Devvers wanted a beer, and we tried visiting a few places we had found in the maps, but they were either shut, or looked really unappealling–like they very much were targeted to locals only?

And that’s how we ended up in an Irish pub ☘️ 🤣

It was not a very German experience, but we had German beer, and we enjoyed the views of the Pinnerkreuz (the white cross on top of that mountain, which you can’t see because it’s quite far away) and even more so the spectacle of two creative idiots who decided they wanted to climb to the top but wanted to do it by walking across the terraces. Despite the fact that it not only wasn’t public land, but there was not a public path

We would see them try to hold to the rails that are used to transport grapes down the slopes (and fail) with a cart on wheels, as if they were handrails (which they weren’t). Then their heads would disappear as they walked behind the lines of vines. We would see a head pop out after a while, then they’d try to climb fruitlessly from another part of the terrace, trying to hold to anything that would give them a lever to continue their foolish quest. It took them a long time to realise that if something is so not evidently a path, maybe it’s best to abandon? Or they could have consulted their maps app of choice, which would have indicated them how to reach the peak using the cable train or any other of the actually walkable paths!

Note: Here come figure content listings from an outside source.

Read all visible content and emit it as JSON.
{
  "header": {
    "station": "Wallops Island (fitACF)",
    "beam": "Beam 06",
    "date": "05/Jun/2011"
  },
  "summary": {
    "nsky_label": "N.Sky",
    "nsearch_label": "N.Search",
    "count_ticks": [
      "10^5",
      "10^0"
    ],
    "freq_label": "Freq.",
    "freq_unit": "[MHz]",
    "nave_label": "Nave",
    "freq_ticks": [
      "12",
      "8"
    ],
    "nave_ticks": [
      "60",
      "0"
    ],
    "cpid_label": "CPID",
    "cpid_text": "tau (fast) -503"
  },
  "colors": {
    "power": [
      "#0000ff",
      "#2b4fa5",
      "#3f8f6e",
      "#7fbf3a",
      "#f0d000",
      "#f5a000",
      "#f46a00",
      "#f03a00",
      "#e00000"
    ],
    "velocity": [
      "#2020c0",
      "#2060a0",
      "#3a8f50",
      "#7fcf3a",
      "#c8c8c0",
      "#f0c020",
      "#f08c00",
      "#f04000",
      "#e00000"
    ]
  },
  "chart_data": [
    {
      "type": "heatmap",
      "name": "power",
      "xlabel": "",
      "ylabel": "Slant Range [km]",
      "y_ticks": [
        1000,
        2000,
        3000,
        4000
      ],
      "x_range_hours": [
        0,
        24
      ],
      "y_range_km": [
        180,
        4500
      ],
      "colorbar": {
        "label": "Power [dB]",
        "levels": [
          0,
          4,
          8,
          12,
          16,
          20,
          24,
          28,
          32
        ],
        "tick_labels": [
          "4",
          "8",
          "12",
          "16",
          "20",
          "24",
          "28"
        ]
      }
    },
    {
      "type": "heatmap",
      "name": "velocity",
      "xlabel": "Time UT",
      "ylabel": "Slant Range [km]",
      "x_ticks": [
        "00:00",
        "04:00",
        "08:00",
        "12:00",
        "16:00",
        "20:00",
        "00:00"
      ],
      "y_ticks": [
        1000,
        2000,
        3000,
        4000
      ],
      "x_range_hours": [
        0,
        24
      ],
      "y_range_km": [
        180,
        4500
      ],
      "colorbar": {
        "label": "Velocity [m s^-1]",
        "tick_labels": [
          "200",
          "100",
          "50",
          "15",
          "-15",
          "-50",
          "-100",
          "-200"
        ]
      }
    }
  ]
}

Eventually, after what felt like an eternity, they abandoned and walked back to the base of the hill, where their friend had been sitting and waiting on some steps. They were shaking debris and soil off their clothes, while pointing at various points in the terraces they had tried to climb, with what I interpreted was an air of indignation, while their friend looked at them with an expression of: you’re such a pair of idiots, I’m glad I didn’t partake of your idea and rather just stayed here on my own.

The things quiet observation brings…!

Views of the Pinner Kreuz from the Irish pub
Views of the Pinner Kreuz from the Irish pub

And then we wanted to get some food but we had committed the sin of the small places: we had not booked anything, and it was past 5pm. And if you thought Friday was bad, Sunday afternoon when all the day trippers had gone was even worse!

At the end we ended up lucky and got some snacks from a Mexican style restaurant. I was so tired, there were no photos at all. I don’t even remember what I had! I think it was a vegan burger? And Devvers had some veggie tacos? Something like that. It had been a really busy day! We were exhausted!